Tout jeune enfant a une aptitude extraordinaire au langage, qu’il soit oral ou écrit. Il absorbe les mots avec une facilité étonnante pourvu que ceux-ci soient intéressants à ses yeux.

Pour le non-initié, il est surprenant de voir ainsi de jeunes enfants mémoriser des mots écrits avec une telle facilité et y trouver autant de plaisir. A ce stade, nommé “phase logographique” par la littérature scientifique, leurs repères sont uniquement graphiques (le tréma sur Noël, les “jambes” de papa) ce qui est normal.

Mais il est surtout passionnant de les voir, spontanément, comparer les mots nouveaux avec ceux qu’ils ont en mémoire et remarquer des analogies. Par exemple, avec maman mamie moto, ils peuvent découvrir le son produit habituellement par la lettre m. Avec galette dînette, cachette, poussette, ils vont découvrir qu’à un même groupe de lettres correspond une même sonorité. L’enfant apprend effectivement par inférence inductive, c’est-à-dire qu’il a besoin d’exemples pour découvrir une règle. Ainsi, il peut découvrir des correspondances entre l’écrit et l’oral et acquiert progressivement le “principe alphabétique”, en interaction avec l’adulte qui l’aide à classer ses mots et grâce au dialogue qu’il a lui-même amorcé.
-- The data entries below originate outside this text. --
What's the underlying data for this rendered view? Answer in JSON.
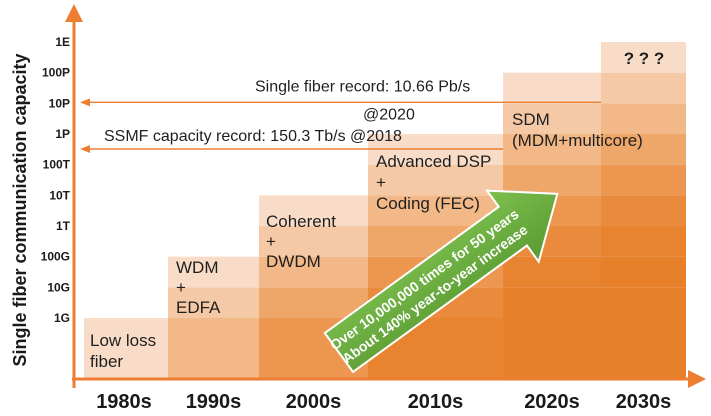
{
  "chart_data": {
    "type": "bar",
    "title": "",
    "ylabel": "Single fiber communication capacity",
    "xlabel": "",
    "y_scale": "log",
    "y_ticks": [
      "1G",
      "10G",
      "100G",
      "1T",
      "10T",
      "100T",
      "1P",
      "10P",
      "100P",
      "1E"
    ],
    "categories": [
      "1980s",
      "1990s",
      "2000s",
      "2010s",
      "2020s",
      "2030s"
    ],
    "values": [
      "1G",
      "100G",
      "10T",
      "1P",
      "100P",
      "1E"
    ],
    "step_labels": [
      [
        "Low loss",
        "fiber"
      ],
      [
        "WDM",
        "+",
        "EDFA"
      ],
      [
        "Coherent",
        "+",
        "DWDM"
      ],
      [
        "Advanced DSP",
        "+",
        "Coding (FEC)"
      ],
      [
        "SDM",
        "(MDM+multicore)"
      ],
      [
        "? ? ?"
      ]
    ],
    "annotations": [
      {
        "text": [
          "Single fiber  record: 10.66 Pb/s",
          "@2020"
        ],
        "value": "10P"
      },
      {
        "text": [
          "SSMF capacity record: 150.3 Tb/s @2018"
        ],
        "value": "1P"
      }
    ],
    "trend_arrow": {
      "lines": [
        "Over 10,000,000 times for 50 years",
        "About 140% year-to-year increase"
      ]
    },
    "colors": {
      "axis": "#ed7d31",
      "arrow": "#6aaa3d",
      "annotation_line": "#ed7d31",
      "bands": [
        "#f9dcc7",
        "#f5c8a6",
        "#f2b887",
        "#efa669",
        "#ec9650",
        "#ea8a3d",
        "#e8832f",
        "#e6802b"
      ]
    },
    "grid": false,
    "legend": "none"
  }
}
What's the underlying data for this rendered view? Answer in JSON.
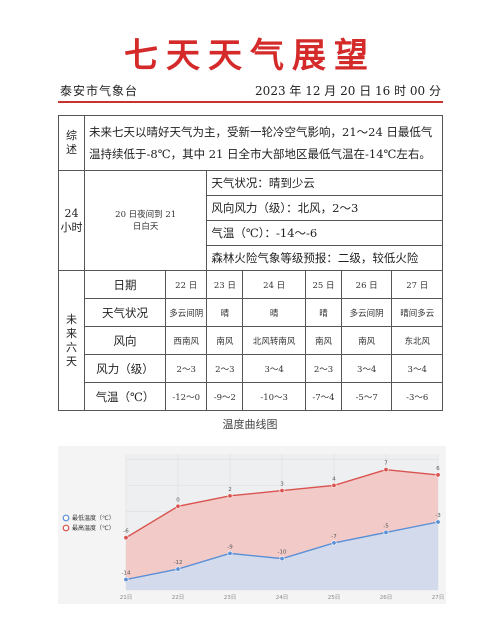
{
  "header": {
    "title": "七天天气展望",
    "issuer": "泰安市气象台",
    "issue_time": "2023 年 12 月 20 日 16 时 00 分"
  },
  "summary": {
    "label": "综述",
    "text": "未来七天以晴好天气为主，受新一轮冷空气影响，21～24 日最低气温持续低于-8℃，其中 21 日全市大部地区最低气温在-14℃左右。"
  },
  "forecast_24h": {
    "label": "24小时",
    "period": "20 日夜间到 21 日白天",
    "lines": [
      "天气状况：晴到少云",
      "风向风力（级）：北风，2～3",
      "气温（℃）：-14～-6",
      "森林火险气象等级预报：二级，较低火险"
    ]
  },
  "outlook": {
    "label": "未来六天",
    "row_labels": [
      "日期",
      "天气状况",
      "风向",
      "风力（级）",
      "气温（℃）"
    ],
    "dates": [
      "22 日",
      "23 日",
      "24 日",
      "25 日",
      "26 日",
      "27 日"
    ],
    "weather": [
      "多云间阴",
      "晴",
      "晴",
      "晴",
      "多云间阴",
      "晴间多云"
    ],
    "wind_dir": [
      "西南风",
      "南风",
      "北风转南风",
      "南风",
      "南风",
      "东北风"
    ],
    "wind_force": [
      "2～3",
      "2～3",
      "3～4",
      "2～3",
      "3～4",
      "3～4"
    ],
    "temp": [
      "-12～0",
      "-9～2",
      "-10～3",
      "-7～4",
      "-5～7",
      "-3～6"
    ]
  },
  "chart_caption": "温度曲线图",
  "chart_data": {
    "type": "area",
    "categories": [
      "21日",
      "22日",
      "23日",
      "24日",
      "25日",
      "26日",
      "27日"
    ],
    "series": [
      {
        "name": "最低温度（℃）",
        "values": [
          -14,
          -12,
          -9,
          -10,
          -7,
          -5,
          -3
        ],
        "color": "#5b8fd6"
      },
      {
        "name": "最高温度（℃）",
        "values": [
          -6,
          0,
          2,
          3,
          4,
          7,
          6
        ],
        "color": "#d9534f"
      }
    ],
    "ylim": [
      -16,
      10
    ],
    "grid": true,
    "legend": "left"
  },
  "colors": {
    "title_red": "#d42a2a",
    "rule_red": "#c8322f"
  }
}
C’est aussi par inférence inductive qu’il comprendra la co-articulation des phonogrammes, c’est-à-dire que b+a = ba. En effet, c’est en s’amusant à classer des syllabes initiales -extraites de mots connus- selon la voyelle (maman, papa, cadeau….) et selon la consonne (maman, moto, minou…) qu’on mettra tous les enfants sur la voie de la compréhension de la fusion consonne-voyelle. Ils sont dès lors prêts à recevoir l’enseignement de l’école élémentaire.

A l’âge de la maternelle, l’adulte est donc invité à donner des mots écrits qui intéressent l’enfant, à l’observer, à répondre à ses remarques, à l’aider à classer ses mots, à l’accompagner et asseoir ses découvertes. Aucun enseignement systématique, mais une aide à apprendre.

L’enfant progresse parce que nous prenons en compte les aptitudes propres à son âge et que nous nous adaptons à son fonctionnement naturel. En un mot, nous le respectons.